If you have a very high contribution rate and also want to ensure you get contributors who have NOT committed to your repo, you can use something like the all-contributors bot to add them. then you can parse the .json file that the bot creates to form authorship lists or even a zenodo file if you want to. i’m actually working on that now for pyOpenSci.
If you are publishing with JOSS or another journal you might think a bit more deeply on who deserves “authorship” in the same way you might for a paper and then document the process it as Fatiando does.
in the end I always lean towards providing more credit because it encourages people to contribute more and also places value on their effort small or big. I wouldn’t remove people from a release if they didn’t contribute to that specific release but you can add people in the changelog who directly contributed.
i hope that is a bit helpful. we haven’t developed our sections on authorship yet as packaging has been a focus but it will be coming in the future.
Thanks for this great response, @lwasser! Agree that we always want to recognize and elevate all contributions.

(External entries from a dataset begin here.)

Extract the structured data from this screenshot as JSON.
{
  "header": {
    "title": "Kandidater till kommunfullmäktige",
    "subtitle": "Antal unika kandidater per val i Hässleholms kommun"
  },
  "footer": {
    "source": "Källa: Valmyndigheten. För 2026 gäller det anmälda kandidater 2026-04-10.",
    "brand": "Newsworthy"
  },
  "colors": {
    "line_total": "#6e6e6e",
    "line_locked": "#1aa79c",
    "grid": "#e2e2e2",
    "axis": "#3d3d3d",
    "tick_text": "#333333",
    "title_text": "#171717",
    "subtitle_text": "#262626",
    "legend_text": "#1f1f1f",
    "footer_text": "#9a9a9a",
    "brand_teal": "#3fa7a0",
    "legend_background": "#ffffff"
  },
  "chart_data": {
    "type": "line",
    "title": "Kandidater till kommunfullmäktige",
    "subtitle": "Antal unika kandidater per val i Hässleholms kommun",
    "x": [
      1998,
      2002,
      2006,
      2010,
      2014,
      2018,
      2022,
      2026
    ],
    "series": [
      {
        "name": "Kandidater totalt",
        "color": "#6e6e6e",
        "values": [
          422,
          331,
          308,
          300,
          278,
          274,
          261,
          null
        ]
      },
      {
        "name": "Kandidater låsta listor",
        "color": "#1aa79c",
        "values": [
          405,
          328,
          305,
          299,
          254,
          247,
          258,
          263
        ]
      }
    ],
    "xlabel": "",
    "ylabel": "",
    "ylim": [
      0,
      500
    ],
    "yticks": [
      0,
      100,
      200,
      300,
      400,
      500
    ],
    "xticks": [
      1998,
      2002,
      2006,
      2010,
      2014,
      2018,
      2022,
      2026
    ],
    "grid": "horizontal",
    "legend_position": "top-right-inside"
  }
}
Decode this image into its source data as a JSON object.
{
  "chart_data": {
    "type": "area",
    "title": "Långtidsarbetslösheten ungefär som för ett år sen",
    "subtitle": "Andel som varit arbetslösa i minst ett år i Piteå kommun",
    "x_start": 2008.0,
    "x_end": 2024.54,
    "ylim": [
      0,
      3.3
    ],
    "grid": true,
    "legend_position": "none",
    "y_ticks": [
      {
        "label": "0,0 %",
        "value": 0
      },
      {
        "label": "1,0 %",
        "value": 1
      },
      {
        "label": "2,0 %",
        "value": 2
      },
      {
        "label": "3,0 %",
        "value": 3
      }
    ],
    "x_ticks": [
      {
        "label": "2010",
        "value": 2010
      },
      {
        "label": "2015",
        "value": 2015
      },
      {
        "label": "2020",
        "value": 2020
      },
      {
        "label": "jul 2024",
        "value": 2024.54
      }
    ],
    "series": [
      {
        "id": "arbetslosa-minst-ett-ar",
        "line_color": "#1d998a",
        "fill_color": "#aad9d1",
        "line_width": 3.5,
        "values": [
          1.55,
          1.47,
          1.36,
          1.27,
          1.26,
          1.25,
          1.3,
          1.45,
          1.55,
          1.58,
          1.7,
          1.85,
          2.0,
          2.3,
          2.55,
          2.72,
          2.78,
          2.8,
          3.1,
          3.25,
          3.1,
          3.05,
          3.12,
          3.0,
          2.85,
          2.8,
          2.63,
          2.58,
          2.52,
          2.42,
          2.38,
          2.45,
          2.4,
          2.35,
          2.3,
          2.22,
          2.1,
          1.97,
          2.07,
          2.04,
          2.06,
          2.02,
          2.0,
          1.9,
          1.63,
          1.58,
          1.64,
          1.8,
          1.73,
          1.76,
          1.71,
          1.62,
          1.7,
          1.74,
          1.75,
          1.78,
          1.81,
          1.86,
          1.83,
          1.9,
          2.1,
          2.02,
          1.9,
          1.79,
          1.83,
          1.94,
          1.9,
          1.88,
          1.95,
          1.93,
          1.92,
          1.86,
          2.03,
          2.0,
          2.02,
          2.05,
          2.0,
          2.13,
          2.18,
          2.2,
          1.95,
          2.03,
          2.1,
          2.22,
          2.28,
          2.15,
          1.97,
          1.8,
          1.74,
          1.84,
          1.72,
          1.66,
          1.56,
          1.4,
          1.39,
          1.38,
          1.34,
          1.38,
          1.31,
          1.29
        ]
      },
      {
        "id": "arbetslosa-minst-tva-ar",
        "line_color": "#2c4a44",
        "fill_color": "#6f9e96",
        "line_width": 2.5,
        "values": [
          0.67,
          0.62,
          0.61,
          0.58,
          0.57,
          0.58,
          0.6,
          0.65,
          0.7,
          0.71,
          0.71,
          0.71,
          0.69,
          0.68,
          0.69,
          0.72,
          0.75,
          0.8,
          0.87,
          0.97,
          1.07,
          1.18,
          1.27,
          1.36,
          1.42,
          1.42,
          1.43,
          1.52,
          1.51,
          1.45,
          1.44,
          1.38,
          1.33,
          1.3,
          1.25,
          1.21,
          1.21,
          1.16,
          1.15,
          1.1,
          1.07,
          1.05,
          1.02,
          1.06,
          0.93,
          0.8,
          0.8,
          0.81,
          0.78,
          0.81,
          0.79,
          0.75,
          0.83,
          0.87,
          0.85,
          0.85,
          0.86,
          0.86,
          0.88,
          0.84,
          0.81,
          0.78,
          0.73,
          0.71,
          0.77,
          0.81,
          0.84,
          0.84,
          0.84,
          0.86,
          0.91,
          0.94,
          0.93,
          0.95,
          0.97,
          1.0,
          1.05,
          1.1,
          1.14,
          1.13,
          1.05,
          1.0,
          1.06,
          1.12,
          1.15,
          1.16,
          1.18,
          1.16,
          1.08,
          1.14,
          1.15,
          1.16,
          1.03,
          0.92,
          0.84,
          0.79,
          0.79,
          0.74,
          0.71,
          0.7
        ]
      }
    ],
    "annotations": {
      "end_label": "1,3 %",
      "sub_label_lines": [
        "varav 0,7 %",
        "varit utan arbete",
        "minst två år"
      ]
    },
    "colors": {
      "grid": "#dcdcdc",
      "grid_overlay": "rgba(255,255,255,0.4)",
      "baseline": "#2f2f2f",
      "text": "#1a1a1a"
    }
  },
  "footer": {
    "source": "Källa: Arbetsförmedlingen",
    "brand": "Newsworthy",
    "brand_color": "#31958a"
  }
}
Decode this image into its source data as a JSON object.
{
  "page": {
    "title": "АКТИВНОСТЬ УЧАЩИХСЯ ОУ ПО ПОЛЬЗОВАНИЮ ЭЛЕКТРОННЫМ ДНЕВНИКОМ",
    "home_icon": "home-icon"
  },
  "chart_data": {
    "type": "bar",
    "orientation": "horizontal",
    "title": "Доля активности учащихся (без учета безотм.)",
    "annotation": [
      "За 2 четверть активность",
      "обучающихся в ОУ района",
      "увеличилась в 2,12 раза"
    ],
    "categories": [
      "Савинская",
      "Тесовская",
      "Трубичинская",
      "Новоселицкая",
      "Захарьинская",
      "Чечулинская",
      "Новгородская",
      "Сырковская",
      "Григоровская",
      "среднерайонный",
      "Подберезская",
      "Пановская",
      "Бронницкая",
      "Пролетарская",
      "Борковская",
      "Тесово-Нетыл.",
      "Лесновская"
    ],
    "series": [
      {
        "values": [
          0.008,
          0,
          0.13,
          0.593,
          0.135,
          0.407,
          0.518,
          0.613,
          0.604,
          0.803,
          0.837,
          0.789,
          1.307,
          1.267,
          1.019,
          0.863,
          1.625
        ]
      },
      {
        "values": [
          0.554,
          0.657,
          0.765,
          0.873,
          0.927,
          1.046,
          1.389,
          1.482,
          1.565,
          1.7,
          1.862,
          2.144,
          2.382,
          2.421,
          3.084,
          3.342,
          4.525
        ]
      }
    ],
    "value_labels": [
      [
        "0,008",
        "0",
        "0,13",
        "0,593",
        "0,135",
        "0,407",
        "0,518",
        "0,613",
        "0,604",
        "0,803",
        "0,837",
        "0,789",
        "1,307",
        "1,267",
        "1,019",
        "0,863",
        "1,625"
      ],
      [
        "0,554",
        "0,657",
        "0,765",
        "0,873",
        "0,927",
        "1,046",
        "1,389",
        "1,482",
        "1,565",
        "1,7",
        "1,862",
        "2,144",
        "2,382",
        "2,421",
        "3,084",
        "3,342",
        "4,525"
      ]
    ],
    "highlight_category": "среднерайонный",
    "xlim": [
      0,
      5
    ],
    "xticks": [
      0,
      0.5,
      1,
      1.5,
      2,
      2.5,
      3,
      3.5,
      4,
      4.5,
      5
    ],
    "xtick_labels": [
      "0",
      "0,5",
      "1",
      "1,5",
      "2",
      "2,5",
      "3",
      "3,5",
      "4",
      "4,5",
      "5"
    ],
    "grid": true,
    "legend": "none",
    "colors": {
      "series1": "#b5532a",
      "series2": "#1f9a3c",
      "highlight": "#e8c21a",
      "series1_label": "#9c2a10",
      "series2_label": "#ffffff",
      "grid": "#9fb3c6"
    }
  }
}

Our original approach was actually based on fatiando’s, but it was woefully outdated and didn’t match our current needs. We ultimately ended up updating our policies while following the ones that were in place for older version releases (which were only recently added to Zenodo). In short, for subsequent Zenodo authorship, we adopted the approach used by The Turing Way (“The icepyx Developers” is the only author, and contributions are recognized via the all-contributors bot), while for peer-reviewed authorship (e.g. JOSS), we allow a curated author list for that submission. This discussion and process has been a great learning opportunity to see where the OS community is r.e. “authorship” and how this interfaces with the academic credit/recognition systems many of us rely on for professional advancement.
awesome @JessicaS11 !! It’s helpful to see where you landed.
You have really great process documentation for your package which is nice to see!! i’ll make a note to link to it as a great example in our packaging guide when i dig into working on that again!